Designing navigation – the information to affordance ratio


When you’re designing navigation you need to keep in mind that on the web, signposts don’t just point, they also transport. The last time I had a big ‘navigation’ job on, I wrote about this. I observed that links on the web describe a destination and provide the means by which to travel there. Navigation is both information and affordance. When I wrote that post, I’d started to realise that this distinction might hold the key to making some design decisions more understandable and defendable, but I hadn’t quite boiled it down enough. I didn’t have a handy phrase or idea that I could trademark or get printed on a T-shirt. Today I think I’m moving closer.

What’s a menu for?
Menu-restaurant

Have you ever been on holiday and walked around a restaurant district, pausing to peruse a succession of menus outside different places to eat? In the street the menu is designed to tell you what the restaurant has to offer, the prices, the type of establishment and help you decide whether to dine there. Menus outside restaurants are there for information. When you enter the restaurant the menu becomes the means by which you order the food. If you don’t speak the language or doubt the authenticity of your accent you might even resort to some pointing. Here affordance has entered the fray. It might just be a metaphor, but this story of the hungry holiday-maker perfectly illustrates what ‘the information to affordance ratio’ is all about.

When I say hypertext, I mean the simultaneous presentation of information and controls such that the information becomes the affordnance through which the user (or automaton) obtains choices and selects actions. http://roy.gbiv.com/untangled/2008/rest-apis-must-be-hypertext-driven

When I’m designing navigation for the web, I’m aware that at different points the user is either inside or outside the restaurant. But because menus on the internet are made up of hypertext, we’re always faced with the decision of how much information and affordance is being baked into our navigation. Being clear on the degree to which your ‘navigation’ is being used for both information and affordance will help you to make important design decisions. Where does the navigation live? How does it respond and persist? What does it imply about the structure of your site or product? These will all affect your view on the extent to which your navigation is providing information.

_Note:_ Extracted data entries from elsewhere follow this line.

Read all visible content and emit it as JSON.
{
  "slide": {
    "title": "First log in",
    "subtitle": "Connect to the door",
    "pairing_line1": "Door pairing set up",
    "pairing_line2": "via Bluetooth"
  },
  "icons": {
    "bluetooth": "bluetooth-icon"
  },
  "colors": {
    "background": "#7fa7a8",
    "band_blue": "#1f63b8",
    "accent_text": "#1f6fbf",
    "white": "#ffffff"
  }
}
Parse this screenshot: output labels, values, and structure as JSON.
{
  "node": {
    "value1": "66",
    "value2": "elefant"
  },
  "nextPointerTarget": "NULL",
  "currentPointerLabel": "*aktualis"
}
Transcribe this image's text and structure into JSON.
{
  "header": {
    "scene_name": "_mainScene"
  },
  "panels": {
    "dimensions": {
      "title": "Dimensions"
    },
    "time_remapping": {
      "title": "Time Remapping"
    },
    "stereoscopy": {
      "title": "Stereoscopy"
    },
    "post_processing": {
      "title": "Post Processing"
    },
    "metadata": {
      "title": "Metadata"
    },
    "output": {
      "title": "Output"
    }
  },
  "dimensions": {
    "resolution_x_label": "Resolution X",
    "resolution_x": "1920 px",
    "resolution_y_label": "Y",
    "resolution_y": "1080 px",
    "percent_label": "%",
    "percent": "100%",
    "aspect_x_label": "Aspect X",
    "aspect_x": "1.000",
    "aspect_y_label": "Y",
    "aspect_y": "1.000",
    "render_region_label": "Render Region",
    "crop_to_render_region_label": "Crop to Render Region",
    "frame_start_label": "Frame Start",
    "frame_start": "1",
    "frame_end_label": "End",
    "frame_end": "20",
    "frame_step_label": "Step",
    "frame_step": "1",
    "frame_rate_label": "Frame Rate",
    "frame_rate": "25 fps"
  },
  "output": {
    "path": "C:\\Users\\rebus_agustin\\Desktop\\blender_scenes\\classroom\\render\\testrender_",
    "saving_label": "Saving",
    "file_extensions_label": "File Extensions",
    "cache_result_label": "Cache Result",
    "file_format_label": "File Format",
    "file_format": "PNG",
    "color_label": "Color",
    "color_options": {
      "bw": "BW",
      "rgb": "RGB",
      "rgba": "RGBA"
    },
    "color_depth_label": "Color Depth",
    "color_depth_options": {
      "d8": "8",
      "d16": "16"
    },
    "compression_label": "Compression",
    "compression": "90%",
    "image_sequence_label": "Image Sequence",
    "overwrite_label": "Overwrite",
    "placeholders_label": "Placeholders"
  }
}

I suspect that the ratio has become more of an issue since we’ve started hiding navigation off-canvas. Anthony Rose writes persuasively about side-drawer navigation, and the persistence of navigation being something to carefully consider. We’ve always known that the words we put in our navigation, the ‘information scent’ we bake into our affordances is important. But I think the demands of designing responsive navigation is highlighting the careful interplay between information and affordance.

As I continue to spec new navigation interfaces and designs I’m going to start annotating the specification with an actual figure for the ‘information to affordance ratio’. I think this will force me to consider what I’m expecting this bit of interface to do for me [the organisation] and deliver to the user. I think it will also give me a focus to talk to other designers about the rationale and thinking behind the IA recommendations I’m making, helping them to make decisions further down the production process.

I’m hoping that the information to affordance ratio is a helpful, clear, easily understood value you can ascribe to both navigation requirements and solutions. I’m also hoping to get a T-shirt printed very soon.